Notre Dame de Namur University

Program Name

Art Therapy

Dean

Caryl Hodges, EdD

First Reader

Jennifer Harrison, PsyD, ATR-BC, DAAETS

Second Reader

Deann Acton, MA, MFT, ATR-BC

Abstract

A diagnosis of cancer bears unique physical and psychological burdens which lead to a level of distress that cannot be equated with any other chronic disease. Prolonged stress has been found to have a negative impact on morbidity, mortality, and quality of life for cancer survivors. As the number of cancer patients and survivors continue to increase in the U.S., so does the diversity of the population, making it increasingly important to understand and address the unique psychological needs of culturally different cancer groups. The purpose of this study was to explore the efficacy of art therapy on reducing stress and instilling hope for Chinese American immigrant cancer survivors, an underserved ethnic group in the mental health service community. A mixed methods approach was applied, using the DASS21 and Herth Hope Index (HHI) for quantitative data, and the Bridge Drawing art directive for qualitative data.
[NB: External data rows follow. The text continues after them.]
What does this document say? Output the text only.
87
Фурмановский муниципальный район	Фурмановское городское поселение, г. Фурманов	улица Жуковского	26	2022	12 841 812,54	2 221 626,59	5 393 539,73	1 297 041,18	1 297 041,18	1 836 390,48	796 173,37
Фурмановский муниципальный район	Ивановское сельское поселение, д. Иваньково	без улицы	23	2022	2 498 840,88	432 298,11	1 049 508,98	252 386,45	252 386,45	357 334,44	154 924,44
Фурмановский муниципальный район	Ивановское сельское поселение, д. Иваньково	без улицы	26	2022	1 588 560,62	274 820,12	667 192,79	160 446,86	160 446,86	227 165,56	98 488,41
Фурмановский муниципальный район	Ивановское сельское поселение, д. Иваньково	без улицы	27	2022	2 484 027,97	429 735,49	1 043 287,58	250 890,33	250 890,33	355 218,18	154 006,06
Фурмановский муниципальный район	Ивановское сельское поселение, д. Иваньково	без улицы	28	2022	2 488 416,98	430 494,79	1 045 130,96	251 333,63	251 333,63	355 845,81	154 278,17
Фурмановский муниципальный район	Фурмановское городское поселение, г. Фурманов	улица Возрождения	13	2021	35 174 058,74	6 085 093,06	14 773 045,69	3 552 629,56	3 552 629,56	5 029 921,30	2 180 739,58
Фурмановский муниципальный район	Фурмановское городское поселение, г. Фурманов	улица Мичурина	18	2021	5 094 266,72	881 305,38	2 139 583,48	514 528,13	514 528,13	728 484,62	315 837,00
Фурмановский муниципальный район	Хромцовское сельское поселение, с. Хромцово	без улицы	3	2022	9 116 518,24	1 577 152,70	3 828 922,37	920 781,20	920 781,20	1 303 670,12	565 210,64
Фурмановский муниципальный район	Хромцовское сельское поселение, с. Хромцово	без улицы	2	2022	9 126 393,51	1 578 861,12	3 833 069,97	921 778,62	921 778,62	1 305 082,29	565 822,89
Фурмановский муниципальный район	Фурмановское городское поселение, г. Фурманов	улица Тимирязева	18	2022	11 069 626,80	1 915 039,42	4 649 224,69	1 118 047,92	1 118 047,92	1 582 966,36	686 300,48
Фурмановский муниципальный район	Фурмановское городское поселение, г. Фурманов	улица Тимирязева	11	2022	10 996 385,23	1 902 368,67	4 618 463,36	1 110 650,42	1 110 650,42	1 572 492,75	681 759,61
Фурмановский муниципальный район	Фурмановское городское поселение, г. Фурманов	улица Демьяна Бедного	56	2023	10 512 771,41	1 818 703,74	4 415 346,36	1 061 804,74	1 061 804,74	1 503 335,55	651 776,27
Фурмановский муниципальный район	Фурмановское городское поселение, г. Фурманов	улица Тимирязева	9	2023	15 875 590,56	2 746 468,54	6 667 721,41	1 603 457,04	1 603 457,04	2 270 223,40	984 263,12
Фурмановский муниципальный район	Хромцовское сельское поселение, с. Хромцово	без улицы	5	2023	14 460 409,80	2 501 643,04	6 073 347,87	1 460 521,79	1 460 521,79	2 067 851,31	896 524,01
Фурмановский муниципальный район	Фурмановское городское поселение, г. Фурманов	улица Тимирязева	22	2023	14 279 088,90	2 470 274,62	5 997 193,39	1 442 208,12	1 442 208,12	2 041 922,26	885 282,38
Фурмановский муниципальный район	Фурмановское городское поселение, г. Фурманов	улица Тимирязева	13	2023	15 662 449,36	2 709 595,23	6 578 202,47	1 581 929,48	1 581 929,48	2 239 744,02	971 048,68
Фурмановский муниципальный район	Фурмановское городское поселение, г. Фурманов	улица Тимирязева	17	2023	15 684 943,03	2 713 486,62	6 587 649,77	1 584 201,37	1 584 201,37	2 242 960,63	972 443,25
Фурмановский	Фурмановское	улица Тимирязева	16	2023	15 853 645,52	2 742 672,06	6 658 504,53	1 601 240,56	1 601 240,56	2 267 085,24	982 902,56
Findings from this research revealed a reduction in stress after a single session of art therapy, along with positive responses for its use from this population of cancer survivors. However, the study did not show similar outcomes with its efficacy in instilling hope. Nevertheless, these results showed promise in supporting art therapy as a viable form of psychotherapy that is culturally appropriate and congruent with this ethnic population’s beliefs and practices in addressing their emotional and psychological needs as they relate to their unique cancer experience.